Let’s light that candle! People a Firefly Aerospace took a short break from developing a rocket recently to start an engine in honor of co-founder Max Polyakov, who turned 43 on Tuesday (June 30).
The Reaver rocket engine, in true celebratory form, was used to light candles on a large birthday cake as high-speed cameras rolled around, according to a new video. (The other intended use for the engine will be to launch small satellites to orbit at low cost, using Firefly Alpha rocket.)
“Anyone who is getting older understands that one of the most difficult problems is figuring out how to light all those damned candles on the cake,” said the other Firefly co-founder, Tom Markusic, in the video, that the company released on Twitter and YouTube. In the video, Markusic wore a multicolored birthday hat and a “Texas Rocket Science” T-shirt, a nod to Firefly’s headquarters in Cedar Park, north of Austin.
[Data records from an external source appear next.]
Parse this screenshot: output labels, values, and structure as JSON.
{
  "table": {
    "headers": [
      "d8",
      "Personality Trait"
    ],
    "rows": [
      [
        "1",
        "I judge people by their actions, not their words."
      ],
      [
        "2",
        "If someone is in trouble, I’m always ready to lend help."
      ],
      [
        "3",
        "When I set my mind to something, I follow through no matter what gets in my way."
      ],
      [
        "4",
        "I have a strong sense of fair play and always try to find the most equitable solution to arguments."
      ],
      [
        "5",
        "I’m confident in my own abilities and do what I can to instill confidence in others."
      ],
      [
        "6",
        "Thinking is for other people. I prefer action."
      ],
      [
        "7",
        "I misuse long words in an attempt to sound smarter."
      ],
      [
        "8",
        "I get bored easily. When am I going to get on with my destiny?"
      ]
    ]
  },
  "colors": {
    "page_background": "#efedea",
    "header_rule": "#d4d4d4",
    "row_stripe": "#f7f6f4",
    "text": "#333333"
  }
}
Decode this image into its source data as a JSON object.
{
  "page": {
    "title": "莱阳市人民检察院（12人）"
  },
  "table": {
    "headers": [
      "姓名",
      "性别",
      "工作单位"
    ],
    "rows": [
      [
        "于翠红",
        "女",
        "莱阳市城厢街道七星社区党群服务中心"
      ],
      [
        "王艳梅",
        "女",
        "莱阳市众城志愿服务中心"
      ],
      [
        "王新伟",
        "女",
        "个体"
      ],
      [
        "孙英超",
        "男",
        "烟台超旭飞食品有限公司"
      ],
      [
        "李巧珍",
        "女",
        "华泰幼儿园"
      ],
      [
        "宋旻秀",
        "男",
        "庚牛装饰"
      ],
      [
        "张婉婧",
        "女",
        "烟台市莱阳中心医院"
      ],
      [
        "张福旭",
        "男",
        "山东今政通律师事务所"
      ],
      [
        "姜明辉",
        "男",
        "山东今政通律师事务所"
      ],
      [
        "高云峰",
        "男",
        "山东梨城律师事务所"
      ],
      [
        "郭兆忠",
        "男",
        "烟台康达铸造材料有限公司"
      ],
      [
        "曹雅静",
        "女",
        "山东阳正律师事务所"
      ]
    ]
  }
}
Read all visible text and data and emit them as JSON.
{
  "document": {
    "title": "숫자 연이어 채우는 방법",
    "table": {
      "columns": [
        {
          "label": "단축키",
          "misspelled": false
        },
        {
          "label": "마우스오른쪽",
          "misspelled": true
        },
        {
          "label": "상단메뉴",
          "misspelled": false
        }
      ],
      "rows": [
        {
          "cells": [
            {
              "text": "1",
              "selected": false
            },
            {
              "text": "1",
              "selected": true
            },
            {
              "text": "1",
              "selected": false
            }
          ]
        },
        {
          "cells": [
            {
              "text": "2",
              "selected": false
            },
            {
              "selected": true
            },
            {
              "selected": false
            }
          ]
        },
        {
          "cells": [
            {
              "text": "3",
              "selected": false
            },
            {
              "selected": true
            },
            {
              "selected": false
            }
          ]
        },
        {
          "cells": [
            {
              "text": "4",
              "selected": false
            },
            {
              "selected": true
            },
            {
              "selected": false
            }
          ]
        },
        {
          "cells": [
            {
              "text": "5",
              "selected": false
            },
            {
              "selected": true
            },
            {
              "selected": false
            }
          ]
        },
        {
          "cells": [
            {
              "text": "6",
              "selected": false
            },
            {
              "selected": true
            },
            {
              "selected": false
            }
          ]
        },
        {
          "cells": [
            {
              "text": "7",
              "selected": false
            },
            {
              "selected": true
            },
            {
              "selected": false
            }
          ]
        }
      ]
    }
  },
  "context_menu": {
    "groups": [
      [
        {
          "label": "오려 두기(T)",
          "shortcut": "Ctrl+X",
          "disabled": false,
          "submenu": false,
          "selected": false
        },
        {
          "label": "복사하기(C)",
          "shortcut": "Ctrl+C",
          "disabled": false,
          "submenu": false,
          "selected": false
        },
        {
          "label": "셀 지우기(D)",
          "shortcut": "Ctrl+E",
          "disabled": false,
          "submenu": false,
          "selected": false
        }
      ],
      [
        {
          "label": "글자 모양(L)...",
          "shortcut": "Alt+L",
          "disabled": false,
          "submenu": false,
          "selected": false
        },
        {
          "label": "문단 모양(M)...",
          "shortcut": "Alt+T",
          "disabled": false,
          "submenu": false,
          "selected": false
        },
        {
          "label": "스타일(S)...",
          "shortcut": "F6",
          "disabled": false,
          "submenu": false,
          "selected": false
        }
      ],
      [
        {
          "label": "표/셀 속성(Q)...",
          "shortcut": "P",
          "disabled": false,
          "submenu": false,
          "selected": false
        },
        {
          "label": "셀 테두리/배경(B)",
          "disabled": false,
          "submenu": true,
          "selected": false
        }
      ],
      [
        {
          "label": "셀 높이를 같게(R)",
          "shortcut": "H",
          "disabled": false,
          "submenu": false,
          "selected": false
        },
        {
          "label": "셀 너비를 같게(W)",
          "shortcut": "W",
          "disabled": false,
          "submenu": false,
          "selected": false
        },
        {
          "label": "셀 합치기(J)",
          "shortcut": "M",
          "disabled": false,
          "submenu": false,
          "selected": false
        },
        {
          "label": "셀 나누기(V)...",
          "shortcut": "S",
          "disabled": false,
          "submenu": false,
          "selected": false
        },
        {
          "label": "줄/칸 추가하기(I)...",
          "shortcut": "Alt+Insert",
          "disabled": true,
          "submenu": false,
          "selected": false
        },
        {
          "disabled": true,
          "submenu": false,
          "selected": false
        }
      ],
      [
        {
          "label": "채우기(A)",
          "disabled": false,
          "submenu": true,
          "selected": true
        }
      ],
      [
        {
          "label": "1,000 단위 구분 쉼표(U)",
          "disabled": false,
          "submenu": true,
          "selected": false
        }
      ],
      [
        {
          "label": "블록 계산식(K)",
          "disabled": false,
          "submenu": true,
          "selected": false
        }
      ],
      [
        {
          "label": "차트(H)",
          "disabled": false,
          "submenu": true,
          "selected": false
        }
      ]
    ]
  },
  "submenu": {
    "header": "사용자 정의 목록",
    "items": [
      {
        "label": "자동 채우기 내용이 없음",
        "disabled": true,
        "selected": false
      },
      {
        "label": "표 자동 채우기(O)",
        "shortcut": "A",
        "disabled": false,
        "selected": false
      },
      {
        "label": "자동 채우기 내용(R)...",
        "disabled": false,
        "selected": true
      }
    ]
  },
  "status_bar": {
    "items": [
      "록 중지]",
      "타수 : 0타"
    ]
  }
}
The video showed Markusic unsuccessfully attempting to light the birthday candles alone. “They melt. They burn you. It’s actually quite a difficult problem,” he said. “To solve the problem, we came up with a rather unique solution to light all the candles at once.”
Just like any rocket science problem, solving it required teamwork. The video showed the careful preparations that Firefly’s workers had prepared to prepare the cake for its special lighting. They measured the sides with a ruler and used hand signals to prepare the engine.
The video then shows a final countdown and engine start – blowing fire on the candles and the cake itself in epic slow motion videos usually used to see how a rocket engine is doing during testing.
He is the co-founder of Firefly, Dr. Max Polyakov’s Bday! @ Maxpolyakov’s passion and determination are the driving forces in the spacewalk of Firefly. We salute his “Full Attack!” attitude towards life by taking a very aggressive approach to start the birthday party! #HappyBirthdayMax pic.twitter.com/1sFI68OCSEJune 30, 2020
Was the result tasty? The team doesn’t say while sharing the charred cake, but their enthusiasm radiates anyway. “Happy birthday, Max!” they cry.
Firefly Alpha is in development for a test launch later this year, with paid flights scheduled to start in 2021 or so. The rocket is designed to send up to 2,200 pounds. (1,000 kilograms) in low Earth orbit and 600 kilograms (1,300 pounds) in synchronous solar orbit.
Firefly is also working on a more powerful launch vehicle called Beta, in addition to a Lunar Lander of Genesis compete for NASA Commercial Payar Payload Services program opportunities to support Artemis crewed missions to the moon.
The Texas-based company was founded in 2017 after a previous entity, Firefly Space Systems, filed for bankruptcy protection after a major European investor withdrew funding. Firefly officials said the withdrawal was related to Brexit, which is the gradual withdrawal of the United Kingdom from the European Union.